Originally trained and working as an agronomic engineer, Rivotti changed courses after the births of her three daughters. Around this time, her friend encouraged her to start up a label design firm. The advice was solid — she fell in love with the world of wine and was rewarded with plenty of work. “20 years ago was the right time, when Portugal woke up to the international market,” she recalls.

Originally trained and working as an agronomic engineer, Rivotti changed courses after the births of her three daughters. Her friend encouraged her to start a label design firm, and she fell in love with the world of wine, earning WSET wine education courses and a graduate degree in marketing and brand management. She hired a small team of designers and contracted with illustrators, photographers, and copywriters to help round out the visual narratives that she conceives. This includes Pedro Roque, creative director and senior designer; Sara Correia, senior designer; and João R Saúde, senior designer and illustrator.

Rivotti specializes in designing and branding wines, spirits, olive oils, beers, and gourmet products. Her sweet spot is creating the concept and storytelling behind her clients’ products — by paying a visit and exploring the property and meeting the people — to translate the creative backbone of the brand via its packaging.

The Pentawards are perhaps the most prestigious in the world of packaging, and winners attract media attention. However, Rivotti notes that securing the award doesn’t mean the packaging will function on the market, and a wine that never earns an award can be very popular and attract many buyers. She references her design for a wine called Papa Figos by Casa Ferreirinha, which she says has been a “huge success” commercially, though she’s never sent it to a competition.

Rivotti says that she considers how each brand will make a difference in the market, from an approachable look for an everyday wine to breathtaking appeal for a beverage product that has been created for impact. “I need to go to the origin. Talk with the winemaker to understand and find a detail that inspires me,” she offers. Sometimes the producers don’t realize the same inflection point that Rivotti divines — they may not consider that something seemingly banal is quite interesting for storytelling. Rivotti says that the physical journey to and from the vineyard site is an essential part of her creative process, time saturated with the project’s spirit during which she can conceptualize and think.

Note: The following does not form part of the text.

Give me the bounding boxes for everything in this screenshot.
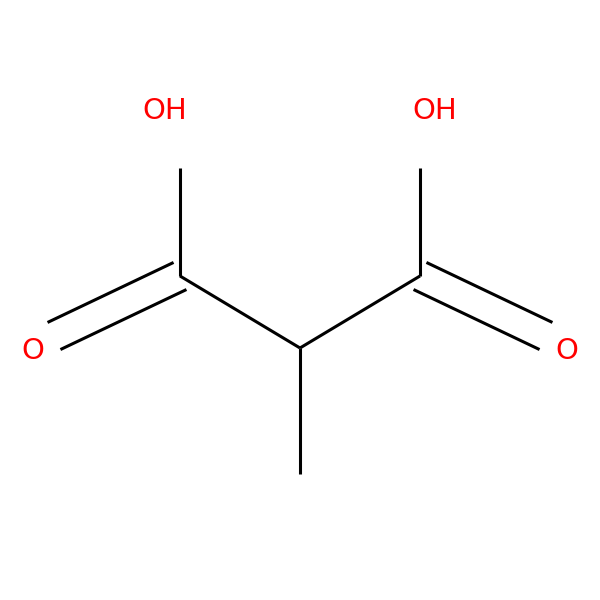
Text: O: O: [22, 337, 44, 365]
Text: OH: OH: [413, 97, 457, 125]
Text: OH: OH: [143, 97, 187, 125]
Text: O: O: [556, 337, 578, 365]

Though she’s proud of the influence her packaging has brought to Portuguese wine, she is cautious of heavy globalization. She’s concerned that too many similar wines hit the shelves of international markets. “Just a few wines produced for under five euros are different, and is it worth the journey?” she wonders. The cost of traveling glass has an environmental impact. “I’m always trying to get my clients to change the weight of their bottles,” she says. She notes that more and more brands are transferring to lighter bottles, even the icons and big players.

When asked about the potential for alternative packaging like bag-in-box, Rivotti acknowledges that while this format is popular in northern Europe, in Portugal people still prefer the glass bottle. “If you ask me what would be my dream, it would be to find packaging for wine that’s perceived to have high quality but will have an ecological impact,” says Rivotti.